As I kept walking through the cemetary, which in itself is a rewarding experience, not only because reminding yourself about mortality is necessary every now and then, but there is also something fascinating about the lives of people and their final resting place where little remains but a name and a stone.
On one tomb of a person named Gregory Corso (1930-2001), the following beautiful words were written:
Spirit
Is life
It flows through
The death of me
Endlessly
Like a river
Unafraid
Of becoming
The sea
In the midst of all the graves, I thought I saw something written in Arabic, and as I came closer, I found this:
Inna lillahi wa inna ilayhi raji3oon
"Verily to God we belong and verily to Him is our return"
-The Quran, Chapter 2 Vers 156
10 comments:
wow.. two entirely different philosophies yet so entirely the same.
wow.. the indian ambassador bit is interesting but the arabic bit is fascinating!
i wonder who that gentleman is? obviously from his name he was born a christian but perhaps converted along the way before 1996?
i'm going to google him.
allah yirhamo
I googled, I googled, and then I googled some more, and this is all I could find:
http://members.virtualtourist.com/m/tt/65bc9/
The pictures look very similar.
The other Nathaniel Hammond is a soldier in the US Army that died in 2005 in Iraq. Obviously not the same guy.
Allah yirhamhom jamee3an.
Hala fouad! Yeah I know, I found that very thought provoking. Makes you even more convinced that although we may in religion call ourselves by different names, our source is and as initially was, the same.

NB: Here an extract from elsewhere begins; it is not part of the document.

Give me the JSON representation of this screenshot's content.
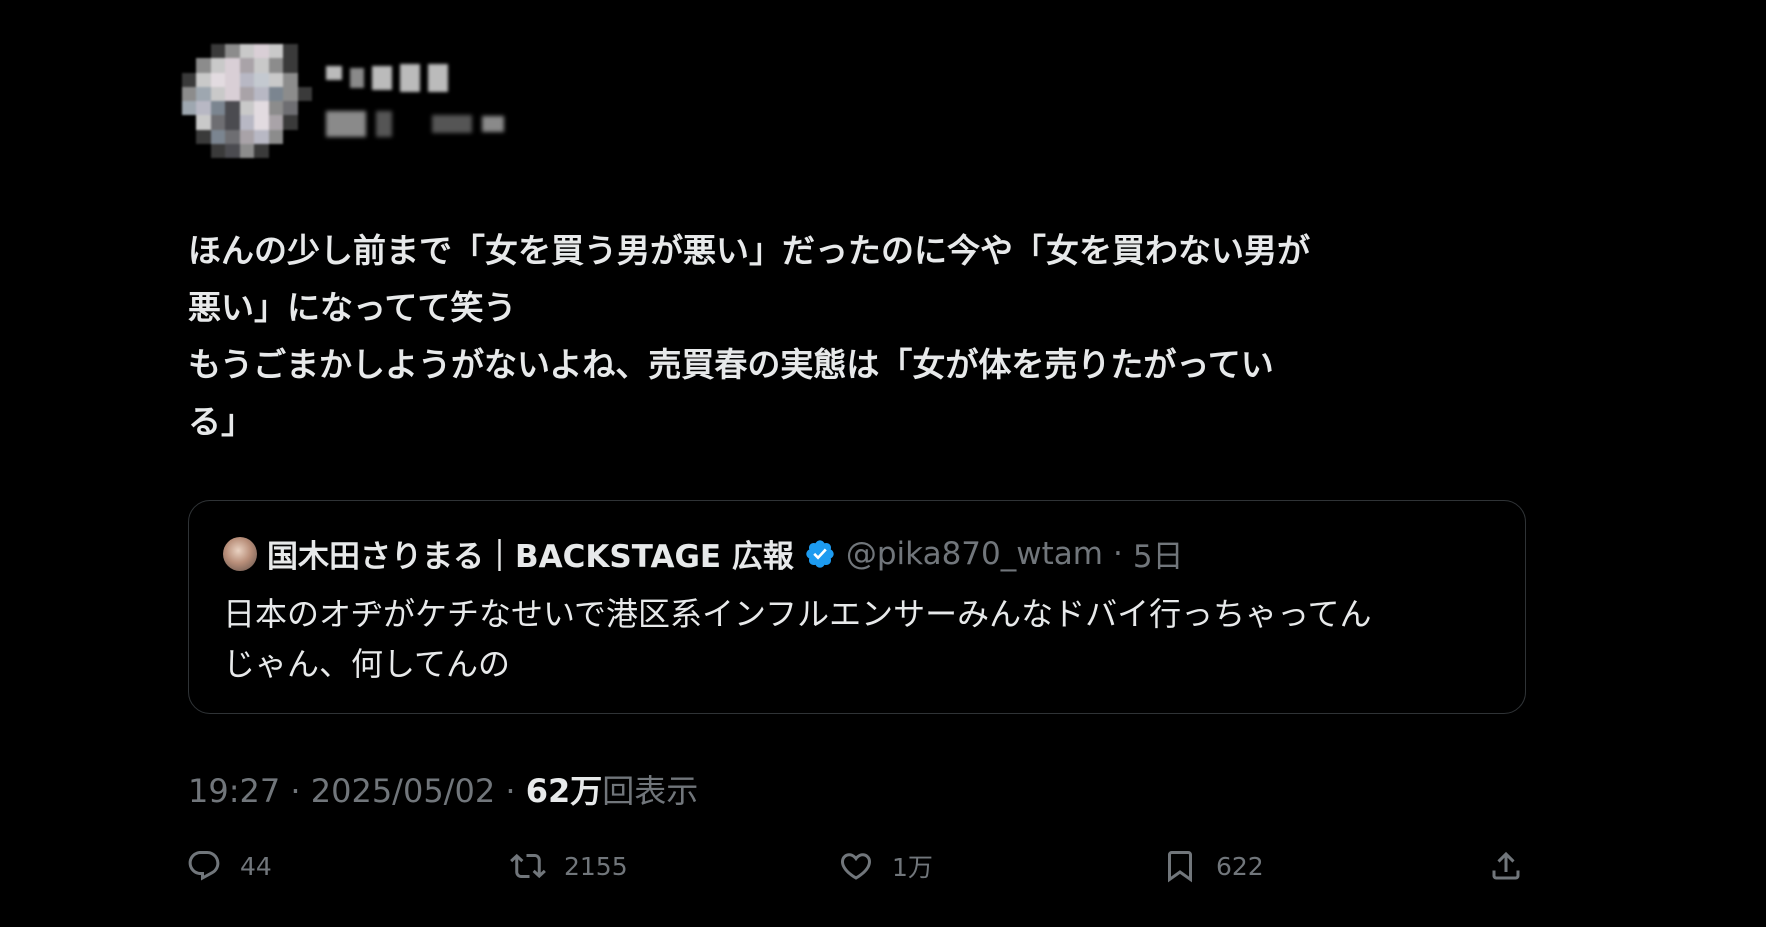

Buj, I have been wondering as well who he was...it's really fascinating finding a young man like that there. He died at the young age of 24. All kinds of questions arise, what happened, who was he, what was he doing there, was he born muslim. Etc. That's why I keep visiting cemetaries, especially abroad. It will always leave you with some sort of new information to perhaps colour your senses and ideas a bit.
Yeah the pics look similar indeed. :)
Hummm... SS... I think you've just inspired me to start visiting cemetaries... interesting at least, this one is...

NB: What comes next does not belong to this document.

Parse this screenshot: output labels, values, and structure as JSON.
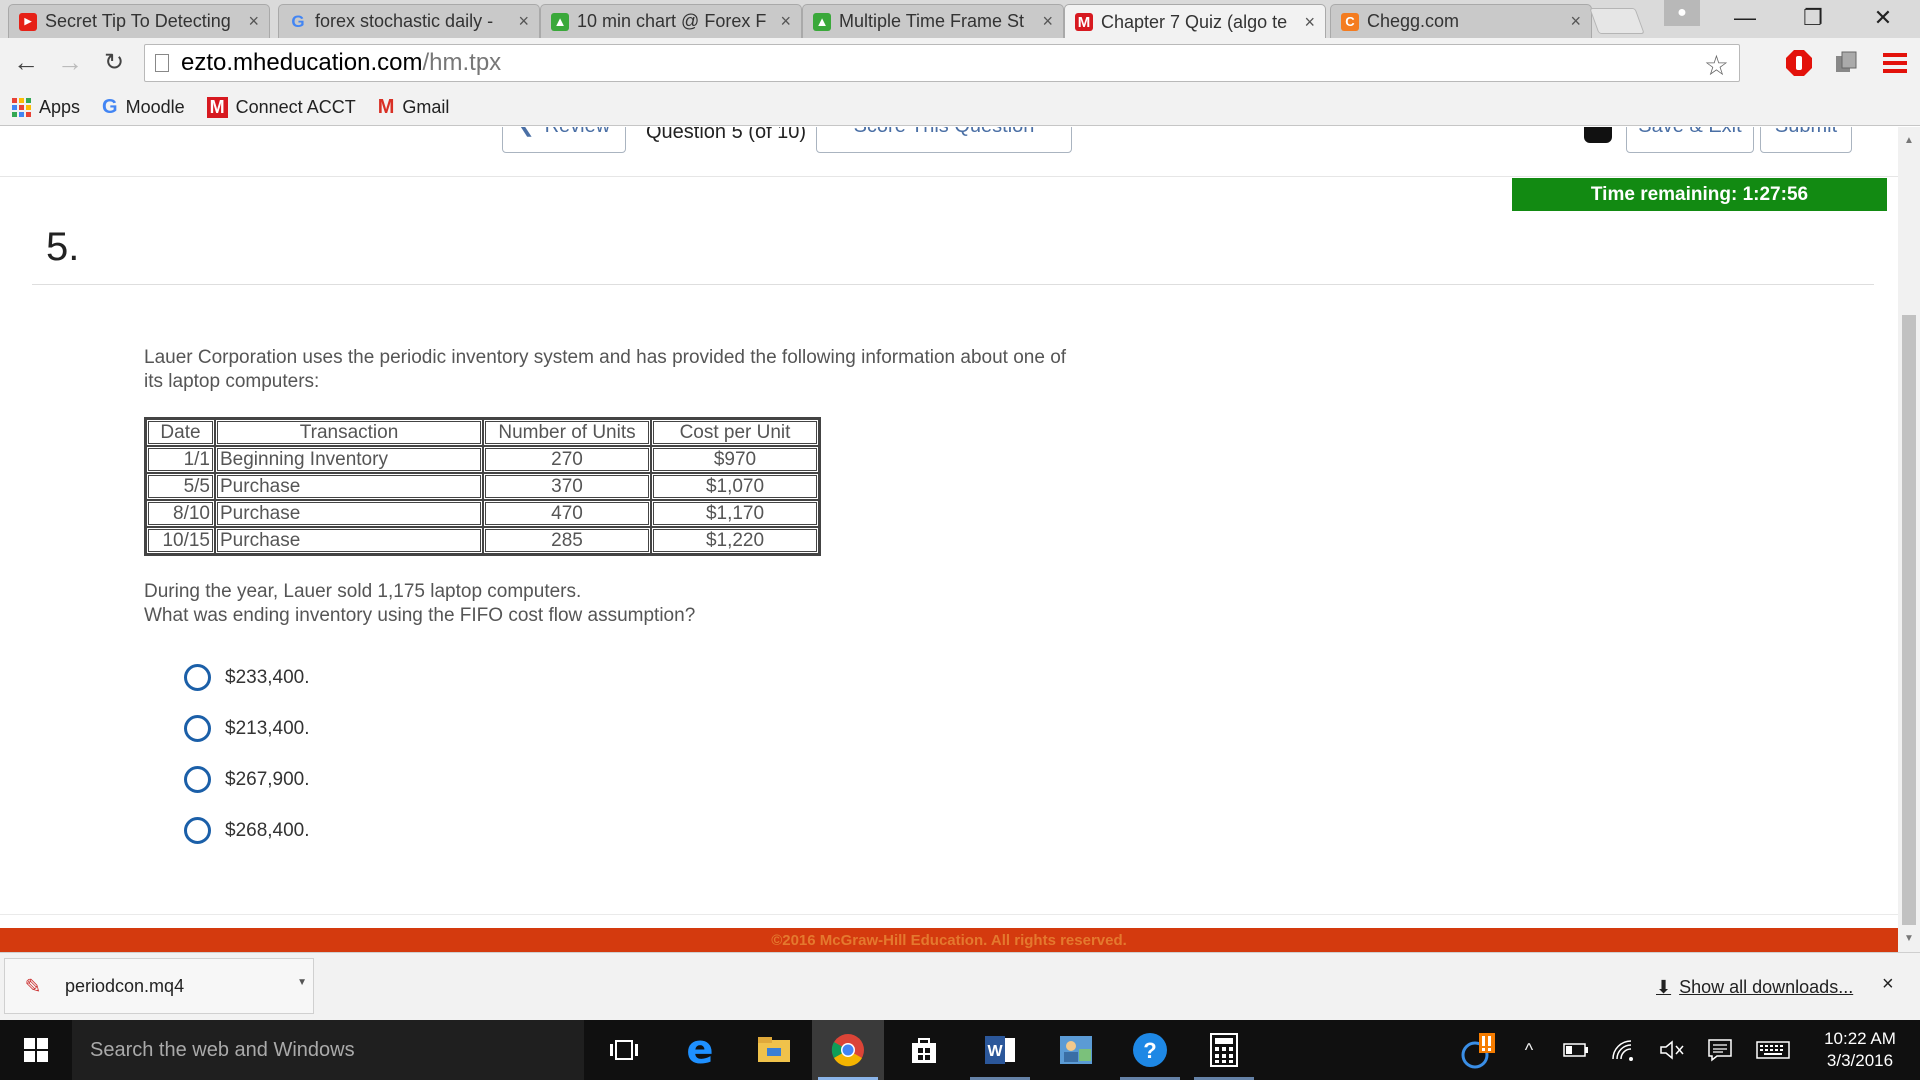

Happy to inspire :) If you do visit one, perhaps a post and some pics?
Gergory Corso is actually a beat poet, friend of Jack Kerouac, Allen Ginsburg, William Burroughs and Paul Bowles. A very interesting fellow. Apparently, he is buried in that cemetery because he wanted to be buried next to Shelley.
Hey Francis! Välkommen :)
Thank you for that piece of information. I have wondered who he was, and the words I read on his tomb really struck a cord with me. Glad you stopped by.
Salaam 'alaykum dear,
I love cemetaries so I really enjoyed this piece! One finds so much profound wisdom distilled from lifetimes, shared essences between religions...and ultimately our shared destination to the grave.